Commissioner Smith also had regard to:

  • the model dispute resolution clause in the Fair Work Regulations 2009. He held that although dispute resolution terms did not have to mirror the model clause precisely, they should adopt its "essential ingredients", including the term which provides for FWA to arbitrate disputes over an agreement; and
  • the Government's Fair Work Principles User Guide, which states that agreements must contain clauses enabling disputes to be settled "via a decision binding on the parties".

He concluded that the dispute resolution clause in the Agreement did not meet the requirement of section 186(6) because it did not include a procedure to settle disputes about matters arising under the agreement and the National Employment Standards.

What should employers do now?

If you're finalising an enterprise agreement, you will need to ensure that your dispute resolution clause:

  • allows the dispute to be arbitrated, whether by FWA or some other independent party.

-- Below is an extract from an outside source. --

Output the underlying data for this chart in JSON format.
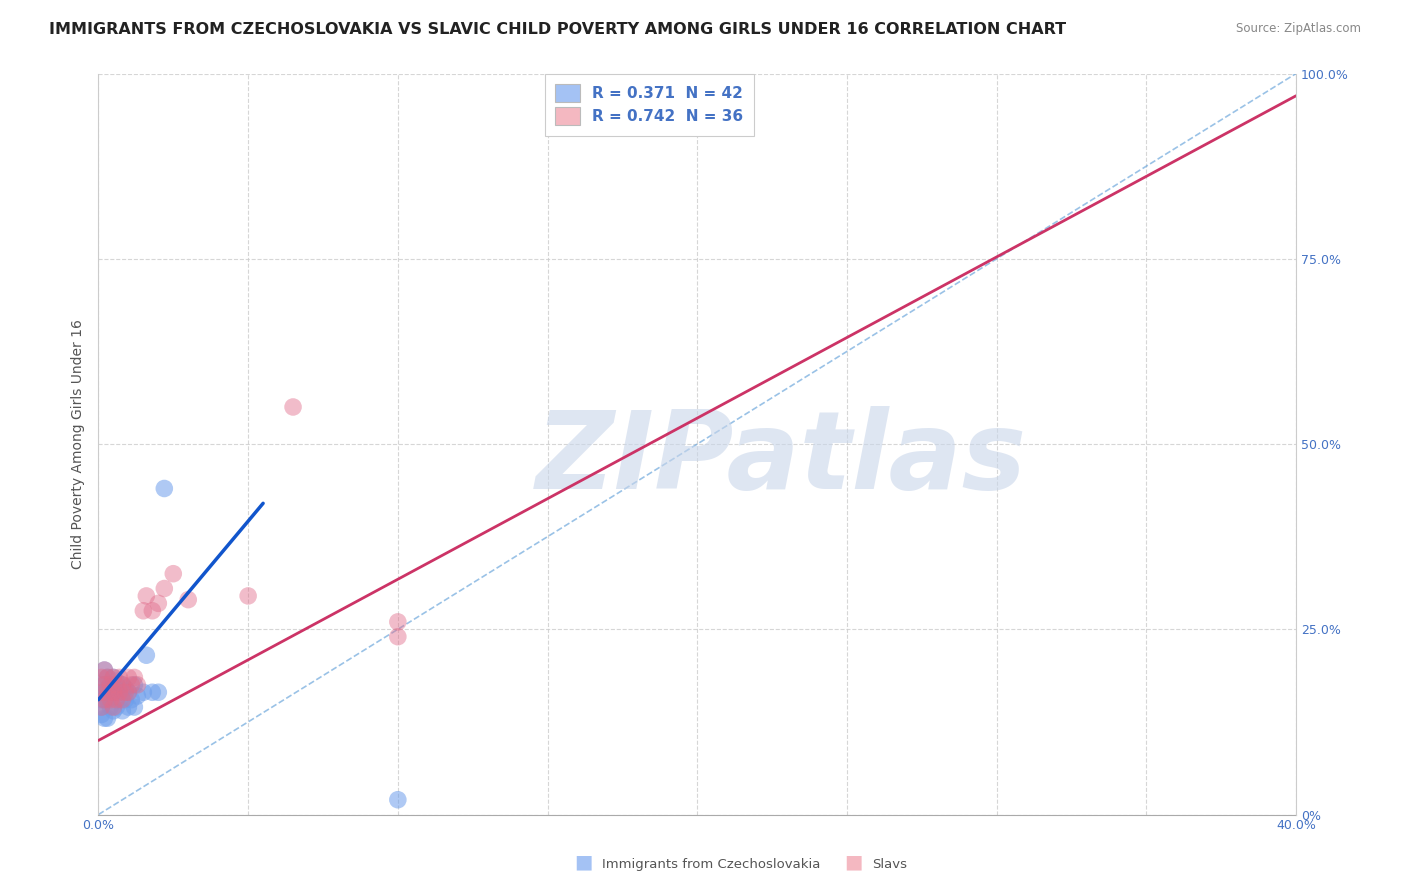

A procedure which allows the parties to arbitrate the dispute only by consent of both parties will not be sufficient; and
  • is drafted with regard to the model dispute resolution term".

Aftermath of the decision

The decision has generated some controversy, and according to The Australian, the Workplace Relations Minister Julia Gillard has indicated that the Government may intervene in response to the decision. A spokesperson for Ms Gillard stated that the Government is aware that the employer intends to appeal the decision, and after obtaining advice, will consider whether the Commonwealth will join the appeal proceedings.